L’émergence du partage d’information, dynamique sociale de l’exploration du web

L’émergence du partage d’information, dynamique sociale de l’exploration du web

On y trouve aussi bien des photos scannées du siècle passé, les performances de la bourse en temps réel ou les prévisions météo du week-end à venir. Aussi bien des tableaux de données économiques validées par une institution, que des vidéos « lolcats » postées par un inconnu ou des cartes agrégeant des sources variées suite à l’investigation de journalistes. Aussi bien des discussions cacophoniques sur des forums, que des récits à une voix déposés anonymement sur un blog ou des tribunes militantes signées par un collectif. Il y a « trop » de « choses » : « choses » renvoie à l’hétérogénéité des documents numériques, « trop » à ce qu’un internaute peut absorber. Explorer le web est une tâche herculéenne, qui nécessite de mettre de l’ordre dans ces « choses » sans perdre leur diversité, et d’équiper l’internaute pour qu’il se retrouve dans ce « trop ». Ce chapitre retrace l’histoire de la conception des dispositifs par lesquels un internaute navigue dans les contenus numériques, une loupe sur ces boutons et balises sur lesquels tout un chacun peut cliquer mais que chacun saisit à sa manière. Le partage d’information, issu de cette généalogie, apparaît comme une solution sociale permettant d’explorer le « trop de choses » web.

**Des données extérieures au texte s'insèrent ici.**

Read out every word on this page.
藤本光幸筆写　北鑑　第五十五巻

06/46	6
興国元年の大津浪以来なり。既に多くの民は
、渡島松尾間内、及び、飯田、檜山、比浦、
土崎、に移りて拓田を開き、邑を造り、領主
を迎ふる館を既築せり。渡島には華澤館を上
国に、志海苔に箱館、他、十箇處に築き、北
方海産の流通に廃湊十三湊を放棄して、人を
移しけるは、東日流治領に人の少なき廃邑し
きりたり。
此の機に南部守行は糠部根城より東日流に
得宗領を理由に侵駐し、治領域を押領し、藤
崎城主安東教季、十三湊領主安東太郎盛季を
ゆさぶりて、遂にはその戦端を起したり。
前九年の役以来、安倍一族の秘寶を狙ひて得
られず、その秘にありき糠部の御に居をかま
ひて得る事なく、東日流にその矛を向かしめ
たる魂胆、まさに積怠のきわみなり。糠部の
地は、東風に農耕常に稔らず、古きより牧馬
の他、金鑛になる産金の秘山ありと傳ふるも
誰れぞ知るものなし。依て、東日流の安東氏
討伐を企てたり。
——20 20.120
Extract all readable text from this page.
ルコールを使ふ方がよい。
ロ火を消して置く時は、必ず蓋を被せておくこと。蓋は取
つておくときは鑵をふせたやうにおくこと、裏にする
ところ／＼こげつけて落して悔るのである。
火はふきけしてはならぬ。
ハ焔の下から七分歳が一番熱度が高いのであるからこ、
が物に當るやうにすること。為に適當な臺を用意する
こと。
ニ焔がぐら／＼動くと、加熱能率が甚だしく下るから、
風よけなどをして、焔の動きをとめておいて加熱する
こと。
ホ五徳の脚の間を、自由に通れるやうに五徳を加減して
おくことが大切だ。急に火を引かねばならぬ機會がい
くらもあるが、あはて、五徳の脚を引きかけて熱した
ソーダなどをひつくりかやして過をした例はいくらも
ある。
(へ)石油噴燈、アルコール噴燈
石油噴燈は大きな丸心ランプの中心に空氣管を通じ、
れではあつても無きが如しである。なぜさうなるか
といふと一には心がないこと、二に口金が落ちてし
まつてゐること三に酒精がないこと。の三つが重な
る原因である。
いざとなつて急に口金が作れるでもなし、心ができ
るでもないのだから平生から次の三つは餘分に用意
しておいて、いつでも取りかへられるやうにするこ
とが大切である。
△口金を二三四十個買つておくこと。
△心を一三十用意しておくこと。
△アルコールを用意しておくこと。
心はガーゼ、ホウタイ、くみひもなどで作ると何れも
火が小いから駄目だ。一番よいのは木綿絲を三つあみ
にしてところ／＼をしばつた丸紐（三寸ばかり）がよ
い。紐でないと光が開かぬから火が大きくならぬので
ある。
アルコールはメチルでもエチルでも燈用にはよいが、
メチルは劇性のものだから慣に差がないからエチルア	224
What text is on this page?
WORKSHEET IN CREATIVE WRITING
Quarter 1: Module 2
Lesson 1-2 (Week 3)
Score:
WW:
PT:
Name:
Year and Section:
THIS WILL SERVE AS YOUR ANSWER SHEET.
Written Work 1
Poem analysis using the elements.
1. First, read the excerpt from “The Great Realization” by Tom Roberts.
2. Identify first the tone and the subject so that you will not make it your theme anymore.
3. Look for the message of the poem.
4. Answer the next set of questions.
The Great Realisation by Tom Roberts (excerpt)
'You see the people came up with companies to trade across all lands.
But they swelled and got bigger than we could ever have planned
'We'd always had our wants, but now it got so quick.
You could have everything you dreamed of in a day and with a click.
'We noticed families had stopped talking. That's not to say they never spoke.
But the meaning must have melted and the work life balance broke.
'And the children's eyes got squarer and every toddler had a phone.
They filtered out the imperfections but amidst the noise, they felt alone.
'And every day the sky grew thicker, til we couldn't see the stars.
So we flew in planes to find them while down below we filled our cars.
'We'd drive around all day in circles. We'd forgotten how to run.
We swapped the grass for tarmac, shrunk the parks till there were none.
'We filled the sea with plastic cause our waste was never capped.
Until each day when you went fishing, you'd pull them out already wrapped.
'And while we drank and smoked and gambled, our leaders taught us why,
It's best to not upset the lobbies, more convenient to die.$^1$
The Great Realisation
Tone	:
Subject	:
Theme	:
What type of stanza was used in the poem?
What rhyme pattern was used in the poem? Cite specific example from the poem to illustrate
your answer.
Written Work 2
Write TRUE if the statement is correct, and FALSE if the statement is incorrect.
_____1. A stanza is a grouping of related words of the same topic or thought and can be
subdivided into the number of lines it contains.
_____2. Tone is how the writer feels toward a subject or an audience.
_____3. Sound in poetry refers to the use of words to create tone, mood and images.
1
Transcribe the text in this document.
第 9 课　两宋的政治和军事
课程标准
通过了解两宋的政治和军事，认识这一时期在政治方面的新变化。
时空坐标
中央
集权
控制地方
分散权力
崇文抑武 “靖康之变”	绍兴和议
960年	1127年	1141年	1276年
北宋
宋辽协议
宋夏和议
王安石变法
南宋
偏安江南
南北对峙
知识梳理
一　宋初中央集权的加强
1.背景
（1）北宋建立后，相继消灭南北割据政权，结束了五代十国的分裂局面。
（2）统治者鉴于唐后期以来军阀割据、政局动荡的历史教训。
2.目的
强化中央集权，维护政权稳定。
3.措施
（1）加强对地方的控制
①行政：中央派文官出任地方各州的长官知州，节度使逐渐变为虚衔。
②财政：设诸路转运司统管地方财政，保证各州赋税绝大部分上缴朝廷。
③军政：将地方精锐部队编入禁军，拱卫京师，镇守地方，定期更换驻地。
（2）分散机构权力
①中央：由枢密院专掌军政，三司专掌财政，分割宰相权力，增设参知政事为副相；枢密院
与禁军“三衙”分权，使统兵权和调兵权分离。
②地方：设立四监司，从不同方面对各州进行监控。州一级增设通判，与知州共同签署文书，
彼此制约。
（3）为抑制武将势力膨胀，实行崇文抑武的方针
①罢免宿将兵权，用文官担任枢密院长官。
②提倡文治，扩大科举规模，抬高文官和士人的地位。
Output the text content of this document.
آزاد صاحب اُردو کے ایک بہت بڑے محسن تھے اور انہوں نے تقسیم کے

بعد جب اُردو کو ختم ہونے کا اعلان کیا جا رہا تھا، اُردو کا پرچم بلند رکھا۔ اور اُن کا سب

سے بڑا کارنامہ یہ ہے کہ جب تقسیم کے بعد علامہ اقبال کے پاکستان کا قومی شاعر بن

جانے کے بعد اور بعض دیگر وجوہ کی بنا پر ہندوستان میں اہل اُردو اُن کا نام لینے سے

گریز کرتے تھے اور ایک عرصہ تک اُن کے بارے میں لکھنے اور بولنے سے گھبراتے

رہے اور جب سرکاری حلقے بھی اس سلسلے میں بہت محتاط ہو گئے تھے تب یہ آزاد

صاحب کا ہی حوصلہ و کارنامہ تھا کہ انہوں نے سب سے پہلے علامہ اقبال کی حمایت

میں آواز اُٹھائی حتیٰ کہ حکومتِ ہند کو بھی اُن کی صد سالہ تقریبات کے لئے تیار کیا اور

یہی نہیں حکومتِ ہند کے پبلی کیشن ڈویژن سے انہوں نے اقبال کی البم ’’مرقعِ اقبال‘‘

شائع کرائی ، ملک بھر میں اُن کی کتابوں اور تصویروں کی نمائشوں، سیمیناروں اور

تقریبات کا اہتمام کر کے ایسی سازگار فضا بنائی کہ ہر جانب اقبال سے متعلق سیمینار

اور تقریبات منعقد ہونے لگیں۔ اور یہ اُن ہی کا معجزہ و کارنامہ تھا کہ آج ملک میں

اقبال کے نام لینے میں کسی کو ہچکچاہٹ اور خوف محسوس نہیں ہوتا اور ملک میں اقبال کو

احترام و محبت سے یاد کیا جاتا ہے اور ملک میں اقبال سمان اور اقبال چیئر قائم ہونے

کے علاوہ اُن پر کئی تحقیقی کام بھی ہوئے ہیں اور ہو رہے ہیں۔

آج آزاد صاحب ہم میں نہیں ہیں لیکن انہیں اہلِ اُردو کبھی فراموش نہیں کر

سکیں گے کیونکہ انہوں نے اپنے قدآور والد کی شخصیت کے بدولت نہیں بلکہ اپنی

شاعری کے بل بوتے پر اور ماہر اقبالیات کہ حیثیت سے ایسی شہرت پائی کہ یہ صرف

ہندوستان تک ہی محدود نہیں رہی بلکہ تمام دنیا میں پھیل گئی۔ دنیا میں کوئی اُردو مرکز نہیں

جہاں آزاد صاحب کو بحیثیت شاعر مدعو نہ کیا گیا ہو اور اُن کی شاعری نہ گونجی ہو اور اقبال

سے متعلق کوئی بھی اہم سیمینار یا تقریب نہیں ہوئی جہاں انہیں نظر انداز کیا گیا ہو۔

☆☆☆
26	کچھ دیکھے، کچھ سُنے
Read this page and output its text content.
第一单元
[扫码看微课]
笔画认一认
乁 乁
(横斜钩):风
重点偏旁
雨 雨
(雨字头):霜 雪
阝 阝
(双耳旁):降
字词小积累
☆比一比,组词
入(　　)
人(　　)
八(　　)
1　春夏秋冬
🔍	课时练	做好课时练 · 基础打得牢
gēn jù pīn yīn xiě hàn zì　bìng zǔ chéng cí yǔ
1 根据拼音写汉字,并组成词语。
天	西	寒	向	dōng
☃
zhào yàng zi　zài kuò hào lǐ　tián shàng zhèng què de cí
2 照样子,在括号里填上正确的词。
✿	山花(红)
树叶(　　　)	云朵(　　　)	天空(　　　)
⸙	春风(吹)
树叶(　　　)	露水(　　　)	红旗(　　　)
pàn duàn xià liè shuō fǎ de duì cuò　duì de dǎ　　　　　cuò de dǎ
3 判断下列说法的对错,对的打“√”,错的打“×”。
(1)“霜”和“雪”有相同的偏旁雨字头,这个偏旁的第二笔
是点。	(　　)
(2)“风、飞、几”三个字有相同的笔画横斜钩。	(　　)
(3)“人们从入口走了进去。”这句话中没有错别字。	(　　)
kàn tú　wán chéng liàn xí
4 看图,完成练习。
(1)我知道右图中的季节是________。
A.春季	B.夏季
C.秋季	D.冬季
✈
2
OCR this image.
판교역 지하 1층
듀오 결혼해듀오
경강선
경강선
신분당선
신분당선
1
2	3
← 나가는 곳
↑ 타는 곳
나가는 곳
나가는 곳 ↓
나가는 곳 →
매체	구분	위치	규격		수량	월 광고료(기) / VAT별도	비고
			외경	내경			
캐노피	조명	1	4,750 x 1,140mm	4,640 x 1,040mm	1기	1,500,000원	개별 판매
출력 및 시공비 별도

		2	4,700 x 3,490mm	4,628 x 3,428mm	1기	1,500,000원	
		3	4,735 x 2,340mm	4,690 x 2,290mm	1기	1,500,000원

Comme le montrent les exemples précédents, les contenus numériques ont différentes dates, différents formats, et différents cadres d’interaction. La perception d’un immense bazar en ligne (Benkler, 2009) tient d’une augmentation réelle du volume de documents1, mais aussi de l’impossibilité d’appliquer les prises traditionnellement utilisées pour se saisir d’un contenu. La référence à l’auteur, la place sur une étagère, ou la fraîcheur d’une publication ne constituent plus des méta-informations stables pour évaluer la valeur d’un document. Le numérique incorpore une volumineuse quantité de contenus, et brouille les repères qui permettent d’appréhender ces objets. Le paysage du web est à la fois plus étendu et plus flou qu’un kiosque à journaux ou une bibliothèque.  Se perdre et se retrouver dans le « trop de choses » du web est donc une activité personnelle qui s’appuie sur les méta-informations publiques des contenus et sur l’équipement cognitif des internautes. Pour s’orienter en ligne, chacun doit répondre à deux questions : (1) comment s’assurer de la qualité des contenus et déterminer la hiérarchie, ou l’ordre, des documents ? (2) Par quel chemin matériel et cognitif accéder à ces contenus et poursuivre sa navigation ? Les artefacts des dispositifs accompagnent l’usager dans sa navigation, qui matérialise la réponse aux deux questions.

Les dispositifs sont ainsi, aux différents âges du web, une part du problème et une part de la solution de la surabondance informationnelle. Les artefacts techniques affichent autour des liens, des notes, un avatar, des étoiles, un commentaire … autant de signes qui donnent des prises à l’appropriation des contenus et deviennent les outils de l’exploration individualisée du web des documents. Or ces dispositifs sont produits dans un contexte, à un certain stade du développement du réseau, par des individus ou des entreprises qui ont une certaine conception du web. Ces artisans projettent des usages et une cible d’utilisateurs, et implémentent ces projections dans des algorithmes et des interfaces nécessairement non neutres (Winner, 1980). Les internautes se saisissent ou non de ces entrées, en en percevant ou non les présupposés. Les services du web L’évolution des services au fil du temps résulte de deux leviers : les innovations techniques et la généralisation des usages. Pour le premier levier, il s’agit par exemple d’afficher le nombre de vues d’un document, indicateur qu’il n’était pas possible de produire sans une traçabilité des usages et un calcul informatique agrégeant ces traces en temps réel. Les innovations techniques héritent des fondements de l’infrastructure réseau et de la micro-informatique, et testent des usages dans les devices, applications, services, etc. En même temps que les innovations techniques se concrétisent (Simondon, 1958), les pratiques des internautes se sédimentent. Ainsi, la mention « @ », qui permet d’adresser une personne en public, traverse les dispositifs puisqu’elle apparaît dans les forums dès 1993 et se retrouve dans les tweets de 2015 ; alors que d’autres pratiques sont purement et simplement oubliées. La généralisation des usages constitue le deuxième moteur de développement, en s’appuyant sur les compétences des utilisateurs. Si les pionniers du web des années 1990 revendiquaient une habileté technique, ce n’est plus le cas du grand public qui accède aujourd’hui massivement au web. La généralisation de l’accès à Internet implique donc une évolution des outils vers une simplification des usages, une automatisation de certaines fonctions.